Saturday, October 1, 2011
Mitch Cullin on Wartime Atrocities and Memory in "The Post-War Dream"
(This interview originally appeared in the Newark Star-Ledger in March 2008)
In his seventh novel “The Post-War Dream”(Nan Talese) Mitch Cullin explores the effect of terminal ovarian cancer on Debra and Hollis, an newly retired couple who have just moved to Arizona. Debra asks Hollis “to tell us about us,” so he starts writing his memoir, detailing his horrific experiences in the Korean War and how the war led to his meeting with Debra, the love of his life.
In 1950, as American soldiers in Korea were routed by North Korean regulars. Hollis is a witness and participant to the massacre at the Bridge at No Gun Ri, where American troops slaughtered hundreds of Korean refugees, including women and children. Hollis is in conflict with Creed, a West Texas soldier who kills with glee, and the violence immediately after the massacre has a direct effect on Hollis’ life. Cullin tells a tender story of of Debra and Hollis’ love, and every effort by Debra to live with dignity and courage, while juxtaposing it with three weeks of three brutal weeks of combat in an almost forgotten war.
Cullin, 39, was raised in West Texas and educated at the University of Houston. He is the author of “Tideland” and the acclaimed “A Slight Trick of the Mind,” which imagined Sherlock Holmes in his nineties. Cullin and his partner, the artist Peter Chang, split their time between Tokyo and the San Gabriel Valley in California, where he spoke with freelance writer Dylan Foley by telephone
Q. How did you wind up melding the two parts of the novel, Hollis’ combat in the Korean War and his wife Debra’s terminal ovarian cancer five decades later?
A. The genesis of the novel happened a long time ago. I had published a narrative piece about the massacre at the Bridge at No Gun Ri. Then I’d published piece on William Levitt and the Levittowns. I often have a series of things that I am interested in, so I try to find a way to work them into a larger narrative. When I decided that this project was going to be a novel, my mother was already a year into chemotherapy to fight her ovarian cancer. I was stuck. I was so worried and I couldn’t work. I either had to put the novel aside or incorporate the things that were on my mind. I was learning a lot about ovarian cancer and the workings of the female body at the same time as I was having these long dialogues with my mother.
I was able to draw the two pieces together by using my parents. My father had joined the military during the Korean War, though he was stationed in Europe. That was his war, though he didn’t fight in it, and my mother was having her own struggle with ovarian cancer.
Q. How does Hollis cope with the atrocities he witnessed at No Gun Ri and the combat he saw?
A. What people do, when faced with their own culpability, is to create their own narrative. They alter what might be really hard to live with in order to get by.
Q. For Debra and Hollis, their five-decade love affair has turned them into a family of two people. Why did you write about this?
A. I can tell you it is always personal.

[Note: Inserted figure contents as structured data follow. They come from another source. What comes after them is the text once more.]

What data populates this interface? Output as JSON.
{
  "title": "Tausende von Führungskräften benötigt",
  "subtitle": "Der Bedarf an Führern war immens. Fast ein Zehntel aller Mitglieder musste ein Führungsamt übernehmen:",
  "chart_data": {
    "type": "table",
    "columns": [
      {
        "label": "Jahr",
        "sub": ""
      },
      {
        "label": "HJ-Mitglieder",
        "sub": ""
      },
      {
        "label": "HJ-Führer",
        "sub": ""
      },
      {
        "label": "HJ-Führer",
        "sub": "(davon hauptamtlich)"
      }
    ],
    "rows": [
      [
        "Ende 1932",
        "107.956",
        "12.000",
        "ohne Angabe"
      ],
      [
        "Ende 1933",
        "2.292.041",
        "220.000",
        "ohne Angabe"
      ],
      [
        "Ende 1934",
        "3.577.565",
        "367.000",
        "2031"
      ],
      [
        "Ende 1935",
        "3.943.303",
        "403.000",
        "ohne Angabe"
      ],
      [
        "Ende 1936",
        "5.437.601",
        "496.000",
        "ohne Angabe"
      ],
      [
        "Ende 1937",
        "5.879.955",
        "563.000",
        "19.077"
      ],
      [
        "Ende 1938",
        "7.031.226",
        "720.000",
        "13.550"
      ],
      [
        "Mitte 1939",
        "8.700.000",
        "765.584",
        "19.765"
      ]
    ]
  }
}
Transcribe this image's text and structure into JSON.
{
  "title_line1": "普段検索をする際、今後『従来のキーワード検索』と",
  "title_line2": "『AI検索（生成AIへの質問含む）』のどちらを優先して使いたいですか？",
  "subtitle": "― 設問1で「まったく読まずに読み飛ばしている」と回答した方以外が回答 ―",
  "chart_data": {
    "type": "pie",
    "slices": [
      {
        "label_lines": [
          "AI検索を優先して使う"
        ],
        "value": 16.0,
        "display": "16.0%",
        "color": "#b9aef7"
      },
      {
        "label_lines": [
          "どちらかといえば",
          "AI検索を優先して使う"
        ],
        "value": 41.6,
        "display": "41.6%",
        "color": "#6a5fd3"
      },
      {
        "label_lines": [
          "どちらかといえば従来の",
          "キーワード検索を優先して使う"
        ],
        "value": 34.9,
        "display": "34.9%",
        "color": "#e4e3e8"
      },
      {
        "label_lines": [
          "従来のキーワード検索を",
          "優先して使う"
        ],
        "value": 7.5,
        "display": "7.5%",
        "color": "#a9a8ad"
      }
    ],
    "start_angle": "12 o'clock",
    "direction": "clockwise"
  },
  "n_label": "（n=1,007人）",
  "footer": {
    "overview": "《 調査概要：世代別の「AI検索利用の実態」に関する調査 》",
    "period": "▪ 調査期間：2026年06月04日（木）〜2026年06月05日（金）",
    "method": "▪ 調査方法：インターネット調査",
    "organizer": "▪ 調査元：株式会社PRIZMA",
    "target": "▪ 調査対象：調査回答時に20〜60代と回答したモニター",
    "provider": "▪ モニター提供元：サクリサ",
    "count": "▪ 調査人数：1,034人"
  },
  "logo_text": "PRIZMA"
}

My relationship with Peter is in some ways like Holiis and Debra’s. You are always afraid of losing your spouse, especially if there is no safety new of children or a larger sense of family. For a lot of us, our sense of self is defined by who we chose to love. It is how we often redeem ourselves, through the relationships we make. Hollis came through this short, horrible experience and was looking for someone to give him a sense of redemption. He chose Debra for this.
Q. Is the title ”The Post-War Dream” a reference to American prosperity and the nightmares that plague Hollis?
A. Yes. To some extent, the post-war dream is that we are building a better world, not necessarily for Korea, and it will be a better America because of the things we’ve done. We still have this idea. All the sacrifice and all the questionable things we do as Americans, there is some kind of reward at a later stage in life, and that should make everything seem worth it.
Q. After the war, Hollis is followed by a doppelganger of himself, a vision of a man who ages faster and fall apart before his eyes. What does this symbolize?
A. Max is a metaphor for the guilt that Hollis feels, and a ghost from the past of what Hollis was. He’s also the thing that Hollis would have been if he hadn’t met Debra, or if he’d done something else with his life. I had that question, is this a crazy idea? Should I put it in the book?